CFA-LEVEL-1 Exam Details

  • Exam Code
    :CFA-LEVEL-1
  • Exam Name
    :CFA Level I - Chartered Financial Analyst
  • Certification
    :CFA Institute Certifications
  • Vendor
    :CFA Institute
  • Total Questions
    :3960 Q&As
  • Last Updated
    :May 27, 2026

CFA Institute CFA-LEVEL-1 Online Questions & Answers

  • Question 621:

    What is the present value of $350 per year for 10 years, with the first cash flow occurring today, rather than 1 year from now? Assume interest is 8% per year, compounded annually.

    A. $2,408.90
    B. $48.49
    C. $2,536. 41
    D. $3,500.00
    E. $2,348.53

  • Question 622:

    A portfolio manager with Churn Brothers Brokerage has recently been approached by one of its institutional accounts requesting that the dollar-weighted rate of return for the Microspeculative investment be calculated.

    Consider the following series of transactions:

    t0: Purchase 20,000 shares for $0.90 per share t1: Purchase 50,000 shares for $1.13 per share t2: Purchase 50,000 shares for $1.20 per share t3: Sell 20,000 shares of for $1.22 per share Sell 80,000 shares of for $1.20 per share Sell 20,000 shares of for $1.17 per share

    Ignoring commissions, what is the dollar-weighted rate of return for this investment?

    A. (3. 77%)
    B. (1.20%)
    C. 4. 02%
    D. The answer cannot be calculated from the information provided.
    E. 4. 94%
    F. None of these answers is correct.

  • Question 623:

    An entry made to recognize the cost of using an asset during the period is

    A. a closing entry
    B. a reversing entry
    C. an opening entry
    D. an adjusting entry

  • Question 624:

    Contrary-opinion technicians would view the fact that 85% of stock index futures speculators are bullish as

    A. an unimportant sign.
    B. indicative of an approaching trough.
    C. a bullish sign.
    D. a bearish sign.
    E. indicative of a flat trend channel.

  • Question 625:

    A cumulative frequency distribution on days absent during a calendar year by employees of a manufacturing company is shown below.

    Days AbsentCumulative ## of Employees 0 - 260 3 - 531 6 - 814 9 - 116 12 - 142

    How many employees were absent between 6 and 11 days?

    A. 12
    B. 17
    C. 20
    D. None of these answers
    E. 8

  • Question 626:

    Which of the following is NOT typically true for a firm which has adopted the low-cost competitive strategy?

    A. The firm will enjoy above-average rates of return only if its price premium based on its differentiation exceeds the extra cost of being unique.
    B. None of these answers.
    C. All of these answers.
    D. The firm seeks to differentiate itself based on its distribution system, through some unique marketing approach, or by providing an important service to its customers.
    E. The firm seeks to identify itself as unique in its industry in an area that is important to buyers.

  • Question 627:

    Jackson, an analyst, decides not to change a recommendation from buy to sell because she wants to sell her holdings first. Is there a standards violation?

    A. No
    B. Yes, Standard IV (A.2), Research Reports
    C. Yes, Standard III (B), Duty to Clients and Prospects
    D. Yes, Standard IV (B.4), Priority of Transactions

  • Question 628:

    Consider the following information for a company.
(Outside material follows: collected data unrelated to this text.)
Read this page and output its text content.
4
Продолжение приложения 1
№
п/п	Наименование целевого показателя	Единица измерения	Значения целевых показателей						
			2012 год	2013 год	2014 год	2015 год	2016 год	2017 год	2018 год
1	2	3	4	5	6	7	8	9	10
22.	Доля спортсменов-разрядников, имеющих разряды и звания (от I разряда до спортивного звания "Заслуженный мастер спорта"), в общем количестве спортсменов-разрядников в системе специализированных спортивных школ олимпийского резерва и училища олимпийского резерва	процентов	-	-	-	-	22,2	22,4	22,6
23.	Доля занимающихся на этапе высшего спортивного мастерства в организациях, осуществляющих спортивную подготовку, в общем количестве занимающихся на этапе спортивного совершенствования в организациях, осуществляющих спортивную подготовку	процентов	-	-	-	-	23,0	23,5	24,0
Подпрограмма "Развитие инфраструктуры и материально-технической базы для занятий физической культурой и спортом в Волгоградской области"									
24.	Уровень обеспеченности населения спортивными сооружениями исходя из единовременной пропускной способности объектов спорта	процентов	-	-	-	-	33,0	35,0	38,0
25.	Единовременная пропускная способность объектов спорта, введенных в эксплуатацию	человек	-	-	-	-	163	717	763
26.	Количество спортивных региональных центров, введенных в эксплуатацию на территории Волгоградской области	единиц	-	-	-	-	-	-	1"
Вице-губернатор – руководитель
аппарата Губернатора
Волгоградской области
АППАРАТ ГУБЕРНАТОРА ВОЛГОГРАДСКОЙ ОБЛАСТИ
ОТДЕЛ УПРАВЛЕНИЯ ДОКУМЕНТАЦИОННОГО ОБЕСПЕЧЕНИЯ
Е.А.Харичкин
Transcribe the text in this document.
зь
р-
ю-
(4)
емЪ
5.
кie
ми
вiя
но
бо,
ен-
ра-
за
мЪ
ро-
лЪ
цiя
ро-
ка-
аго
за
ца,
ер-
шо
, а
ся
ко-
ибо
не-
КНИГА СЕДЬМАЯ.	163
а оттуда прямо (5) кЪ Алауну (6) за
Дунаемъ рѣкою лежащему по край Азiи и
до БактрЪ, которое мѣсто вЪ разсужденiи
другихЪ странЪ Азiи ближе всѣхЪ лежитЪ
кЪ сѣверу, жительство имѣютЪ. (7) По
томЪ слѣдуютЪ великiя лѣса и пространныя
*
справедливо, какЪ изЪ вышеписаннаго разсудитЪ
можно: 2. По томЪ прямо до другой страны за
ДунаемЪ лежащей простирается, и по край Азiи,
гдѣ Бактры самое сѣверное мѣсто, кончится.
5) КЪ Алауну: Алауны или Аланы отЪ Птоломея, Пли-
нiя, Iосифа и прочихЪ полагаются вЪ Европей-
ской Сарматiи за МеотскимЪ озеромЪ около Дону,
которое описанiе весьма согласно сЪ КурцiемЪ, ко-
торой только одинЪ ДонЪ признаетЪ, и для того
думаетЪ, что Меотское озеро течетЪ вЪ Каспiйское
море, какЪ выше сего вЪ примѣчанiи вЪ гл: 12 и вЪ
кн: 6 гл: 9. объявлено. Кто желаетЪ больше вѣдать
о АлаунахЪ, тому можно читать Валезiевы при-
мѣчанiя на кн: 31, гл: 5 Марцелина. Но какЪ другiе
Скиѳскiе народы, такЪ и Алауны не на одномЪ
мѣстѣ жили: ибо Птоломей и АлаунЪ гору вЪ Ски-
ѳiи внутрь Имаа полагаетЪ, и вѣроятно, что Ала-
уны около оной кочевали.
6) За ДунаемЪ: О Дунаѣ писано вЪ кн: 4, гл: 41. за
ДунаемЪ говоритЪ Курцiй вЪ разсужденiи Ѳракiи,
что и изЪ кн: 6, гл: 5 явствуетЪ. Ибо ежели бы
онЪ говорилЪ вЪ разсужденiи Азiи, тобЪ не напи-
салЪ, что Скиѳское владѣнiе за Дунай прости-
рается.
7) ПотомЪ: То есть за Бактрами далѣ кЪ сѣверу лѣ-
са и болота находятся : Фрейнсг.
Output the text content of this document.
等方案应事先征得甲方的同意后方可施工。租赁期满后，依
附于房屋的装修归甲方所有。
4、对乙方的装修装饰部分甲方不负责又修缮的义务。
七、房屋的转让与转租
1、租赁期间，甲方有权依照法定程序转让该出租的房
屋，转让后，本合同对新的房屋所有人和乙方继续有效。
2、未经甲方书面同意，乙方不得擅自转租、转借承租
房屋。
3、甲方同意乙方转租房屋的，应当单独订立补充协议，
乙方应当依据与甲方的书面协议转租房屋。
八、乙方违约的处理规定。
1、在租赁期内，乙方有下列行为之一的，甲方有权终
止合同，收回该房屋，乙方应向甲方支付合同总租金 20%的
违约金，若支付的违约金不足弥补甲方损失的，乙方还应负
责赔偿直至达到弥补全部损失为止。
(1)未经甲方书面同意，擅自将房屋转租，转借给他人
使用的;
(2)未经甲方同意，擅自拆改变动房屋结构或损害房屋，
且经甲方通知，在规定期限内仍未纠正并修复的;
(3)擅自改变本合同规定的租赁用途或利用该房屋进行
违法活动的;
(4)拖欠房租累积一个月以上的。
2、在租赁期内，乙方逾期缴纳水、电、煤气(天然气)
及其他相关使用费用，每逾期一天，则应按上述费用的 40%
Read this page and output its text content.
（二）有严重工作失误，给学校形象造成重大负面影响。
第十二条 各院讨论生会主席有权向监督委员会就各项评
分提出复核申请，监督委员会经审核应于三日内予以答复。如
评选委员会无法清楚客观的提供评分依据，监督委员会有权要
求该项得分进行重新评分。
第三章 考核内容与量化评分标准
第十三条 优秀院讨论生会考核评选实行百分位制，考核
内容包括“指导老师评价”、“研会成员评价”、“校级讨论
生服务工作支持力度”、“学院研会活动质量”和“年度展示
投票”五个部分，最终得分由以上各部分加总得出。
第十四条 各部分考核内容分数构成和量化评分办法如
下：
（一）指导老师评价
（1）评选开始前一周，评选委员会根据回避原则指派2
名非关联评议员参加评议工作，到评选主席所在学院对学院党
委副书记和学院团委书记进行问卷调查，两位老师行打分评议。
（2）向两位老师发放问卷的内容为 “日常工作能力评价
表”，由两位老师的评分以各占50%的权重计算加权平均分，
    Common Stock Price $75. 50

    Preferred Stock Par Price $100

    Preferred Dividend $4. 0

    Debt Rating BB+

    Owners Equity 12. 27%

    Preferred Stock Flotation Cost 2. 0%

    The Preferred Stock is issued at Par

    Calculate the component cost of this newly issued preferred stock.

    A. 6. 57%
    B. 4. 0%
    C. 7. 0%
    D. 3. 92%
    E. 18.78%
    F. 4. 08%
    G. 12. 27%

  • Question 629:

    Although trade-date accounting is recommended, ________ accounting that is disclosed is acceptable for calculating performance.

    A. settlement-date
    B. maintenance
    C. accrual
    D. composite
    E. Performance

  • Question 630:

    Which of the following events is likely to encourage a corporation to increase its debt ratio?

    A. An increase in the personal tax rate.
    B. An increase in the expected cost of bankruptcy.
    C. Increased uncertainty about the level of sales and output prices.
    D. An increase in the corporate tax rate.
    E. An increase in the company's degree of operating leverage.